Punctuation: hyphens
For most transcriptional purposes it is useful to distinguish between hard hypens and soft hyphens:
- hard hyphens are those that remain in the text regardless of where the line breaks occur, as for instance in hyphenated names such as Rimsky-Korsakov, or hyphenated words such as cross-reference. Hard hyphens should be encoded with a standard keyboard hyphen character.
- soft hyphens are those that result from line breaks, and they disappear if the text is relineated, as for instance in the word hy-phen broken across two lines. For these, we recommend using the standard ISO entity reference ­. This approach allows the text to be relineated flexibly (by removing the lb and ­) and also makes it easier to include soft-hyphenated words in searching, since the soft hyphen can be suppressed (i.e. the entity reference can be resolved to nothing) when the text is indexed.

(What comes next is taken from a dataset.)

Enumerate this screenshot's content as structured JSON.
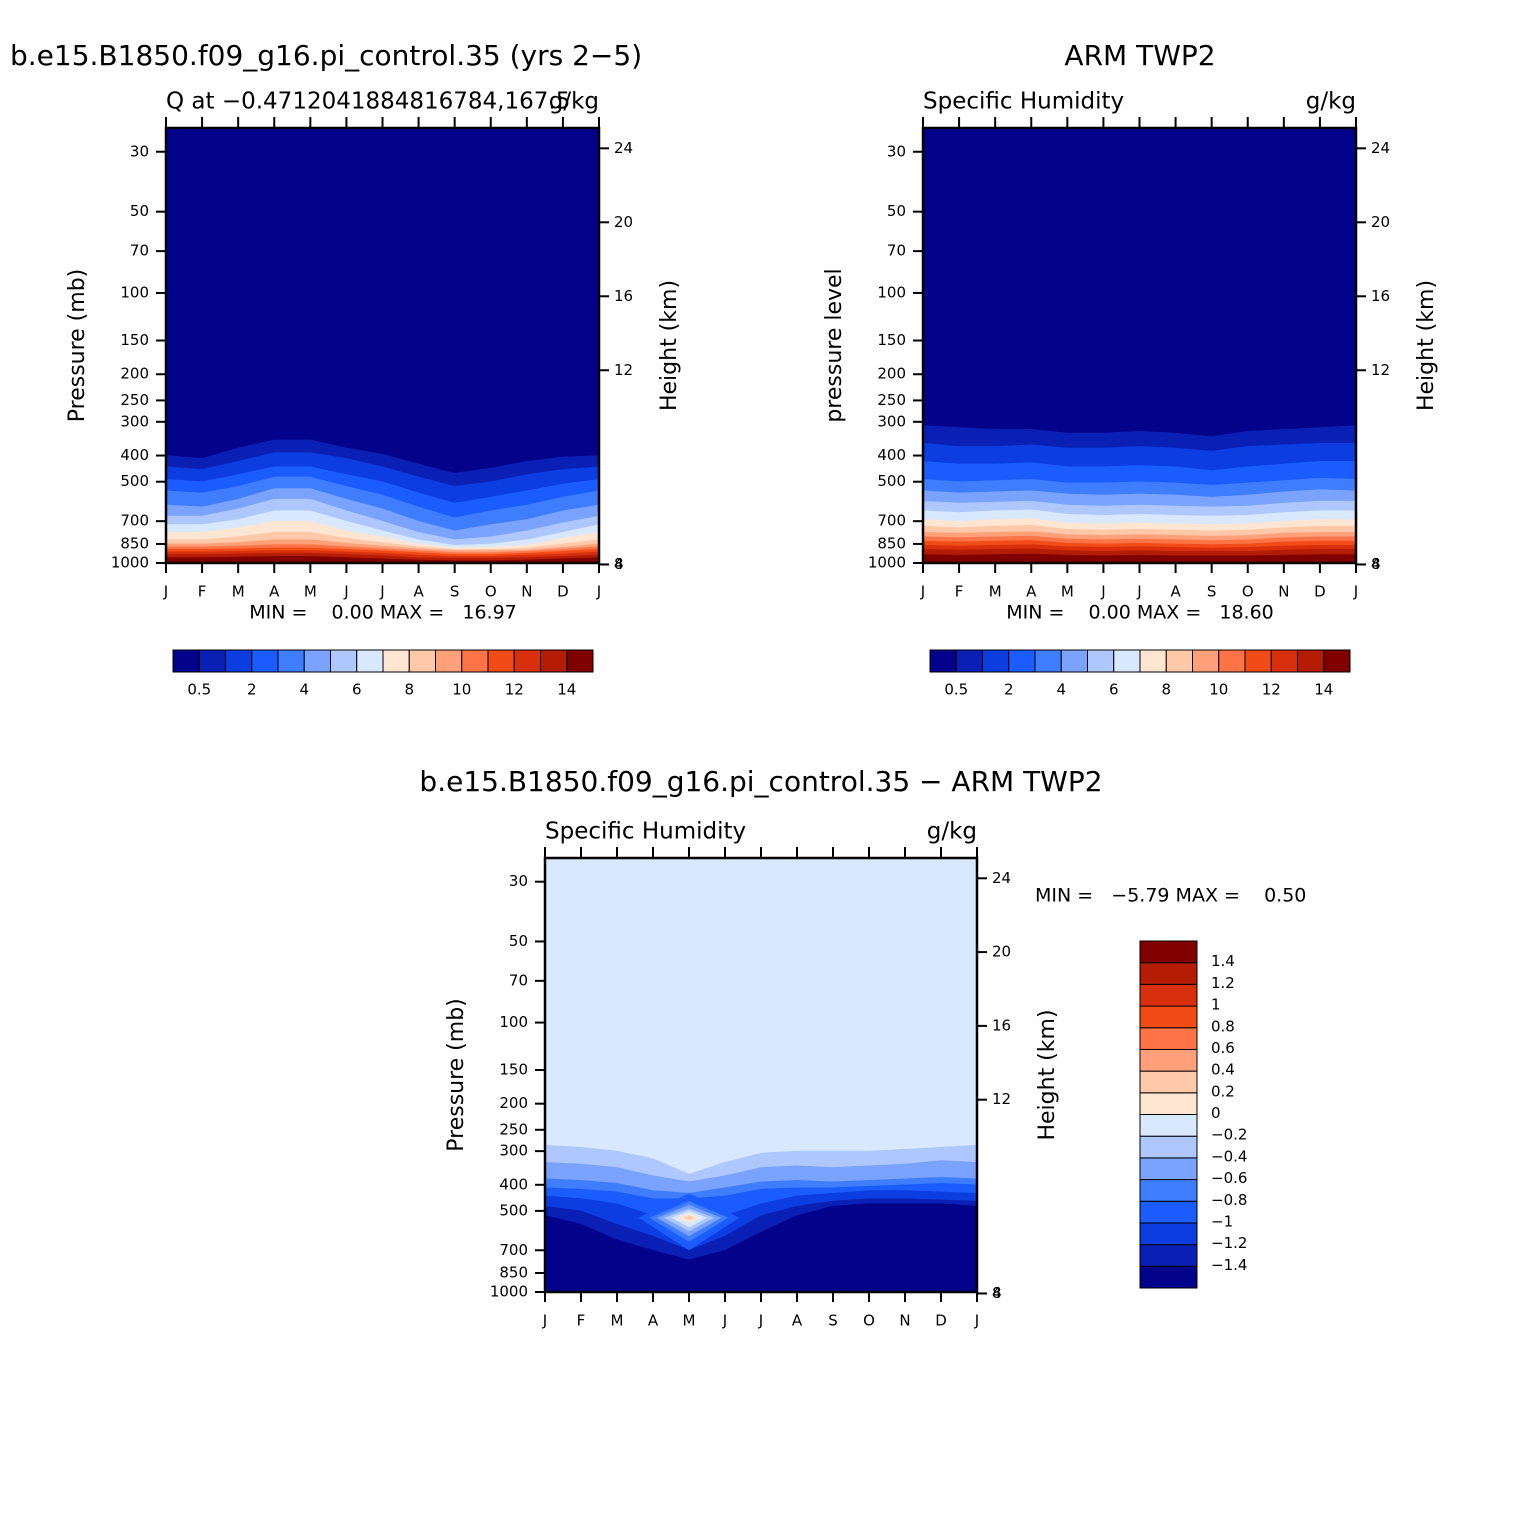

In cases where it is difficult to tell whether a line-end hyphen is soft or hard, the encoder will need to look through the rest of the text (or the rest of the author’s oeuvre, or some other relevant set of documents with which the example is assumed to be consistent) for other instances of the word in question. If no other examples can be found, the assumption should be that the hyphen is hard.
The TEI provides a method for describing the project’s approach with respect to hyphenation
Hyphens in catchwords should always be encoded as hard hyphens, since a catchword is never involved in relineation (not being part of a line), and so will never need to be unhyphenated.